Einwurf meines Bruders Wolfgang: "Auch die Desdner mußten am Donnerstag bei ihrer Ankunft das schwere Gepäck 3 km hoch den 'Wahnsinnsberg' in Waldheim zur Jugendherberge hinaufschleppen. Ich würde vorschlagen, daß für die ganze Fahrt von der Volksarmee oder von der VP ein LKW mit Hänger als Begleitfahrzeug abgestellt wird - so haben wir es in der Sowjetunion kennengelernt. Das klappt und erspart dem mit der Durchführung Beauftragten und den Teilnehmern unnötige Wege und Belastungen. An der Strecke liegen genug Garnisonen, die aus Sportgeist eine solche Patenschaft für ihre 'zukünftigen Mitarbeiter' übernehmen würden und die über solche Fahrzeuge reichlich verfügen." Ich mußte beobachten, daß viele Sportfreunde mit ihren und den BSG-eigenen Booten oft etwas fahrlässig umgehen. Zum Beispiel werden Wehre gefahren, die im Voraus als unbefahrbar erkannt werden, bei denen klar ist, daß es zu Grundberührungen kommen muß. So werden Heckbeschläge abgerissen und Bootshäute beschädigt, weil aus Bequemlichkeit solche Wehre nicht umgetragen werden. Jedes Wehr oder andere Hindernis sollte man sich vorher genau ansehen, es lohnt sich.
Hier muß auch der persönliche Einsatz des Sportfreundes von der BSG Lok Leisnig Sektionsleiter Hessel hervorgehoben werden. ("Ganz groß!" "In Ordnung!" war die Meinung der Teilnehmer.) "Gerade dieser persönliche Einsatzwille fehlte den Betreuern während der Fahrt. Die Verbindung zwischen den Sportsektionen an der Strecke untereinander war schlecht, obwohl sie mit der teilweisen Organisation beauftragt waren. Sie fehlte zu den Fahrtteilnehmern an vielen Orten völlig. Sie kümmerten sich sehr mangelhaft um ihre Aufgaben, weil schon in den Sektionen keine gute sportliche Arbeit zu verzeichnen ist.", brachte Rudi Raab in dieser Sache zum Ausdruck. Es stimmte. Das vom Verband eingesetzte Fahrtenleiterkollektiv hat zwar die Vorbereitungen für die Fahrt getroffen, konnte aber selbst an der Fahrt nicht teilnehmen, da es durch anderweitige Abberufungen verhindert war.

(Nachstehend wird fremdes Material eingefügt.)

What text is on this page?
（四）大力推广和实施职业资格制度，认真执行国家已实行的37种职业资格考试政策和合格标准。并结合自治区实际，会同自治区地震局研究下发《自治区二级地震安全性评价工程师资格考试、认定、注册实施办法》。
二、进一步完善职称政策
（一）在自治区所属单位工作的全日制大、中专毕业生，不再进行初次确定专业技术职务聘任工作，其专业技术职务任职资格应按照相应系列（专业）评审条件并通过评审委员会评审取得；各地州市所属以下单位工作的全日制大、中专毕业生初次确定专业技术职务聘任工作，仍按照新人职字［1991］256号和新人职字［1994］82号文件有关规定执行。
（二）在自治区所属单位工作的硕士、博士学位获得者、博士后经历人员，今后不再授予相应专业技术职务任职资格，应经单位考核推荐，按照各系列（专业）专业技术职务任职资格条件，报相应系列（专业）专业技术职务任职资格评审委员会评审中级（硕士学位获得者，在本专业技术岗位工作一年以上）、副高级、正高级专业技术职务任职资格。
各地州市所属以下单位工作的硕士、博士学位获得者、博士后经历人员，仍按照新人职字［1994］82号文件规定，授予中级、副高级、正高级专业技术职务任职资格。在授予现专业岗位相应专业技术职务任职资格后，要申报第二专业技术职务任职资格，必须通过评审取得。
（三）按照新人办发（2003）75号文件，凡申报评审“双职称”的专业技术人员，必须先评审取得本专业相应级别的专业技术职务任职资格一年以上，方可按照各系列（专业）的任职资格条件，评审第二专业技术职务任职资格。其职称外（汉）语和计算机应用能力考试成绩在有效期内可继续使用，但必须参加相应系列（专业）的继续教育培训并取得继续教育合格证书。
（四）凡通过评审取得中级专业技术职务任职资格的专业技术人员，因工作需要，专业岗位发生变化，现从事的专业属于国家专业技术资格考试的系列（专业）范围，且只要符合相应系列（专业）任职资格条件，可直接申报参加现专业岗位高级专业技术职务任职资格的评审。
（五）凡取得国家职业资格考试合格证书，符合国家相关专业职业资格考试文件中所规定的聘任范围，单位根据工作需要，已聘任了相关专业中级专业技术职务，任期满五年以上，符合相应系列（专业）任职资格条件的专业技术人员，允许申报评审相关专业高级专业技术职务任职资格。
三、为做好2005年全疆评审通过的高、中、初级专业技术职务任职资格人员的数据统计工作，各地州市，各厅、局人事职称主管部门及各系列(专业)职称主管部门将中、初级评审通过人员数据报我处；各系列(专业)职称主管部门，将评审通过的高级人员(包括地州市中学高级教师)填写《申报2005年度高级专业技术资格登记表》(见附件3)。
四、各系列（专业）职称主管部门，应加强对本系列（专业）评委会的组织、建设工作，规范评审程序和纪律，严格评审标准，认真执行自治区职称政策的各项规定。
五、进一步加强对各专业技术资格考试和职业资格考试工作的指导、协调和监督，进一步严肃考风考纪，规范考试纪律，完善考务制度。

Der vorgesehene touristische Mehrkampf mußte leider ausfallen, da die Meldungen der einzelnen Teilnehmer zu spät eintrafen und dann eine Organisation sowie die Nominierung der Kampfrichter nicht mehr möglich war. Es wäre zu wünschen, daß in Zukunft die Ausschreibung von Sektionen und Sportlern besser genutzt wird und die Termine eingehalten werden. Wir empfehlen auf jeden Fall, den touristischen Mehrkampf im nächsten Jahr doch durchzuführen, da das Interesse besonders bei den jüngeren Teilnehmern vorhanden ist. Man kann ihm ein solche leichte und interessante Form geben, daß alle mitmachen.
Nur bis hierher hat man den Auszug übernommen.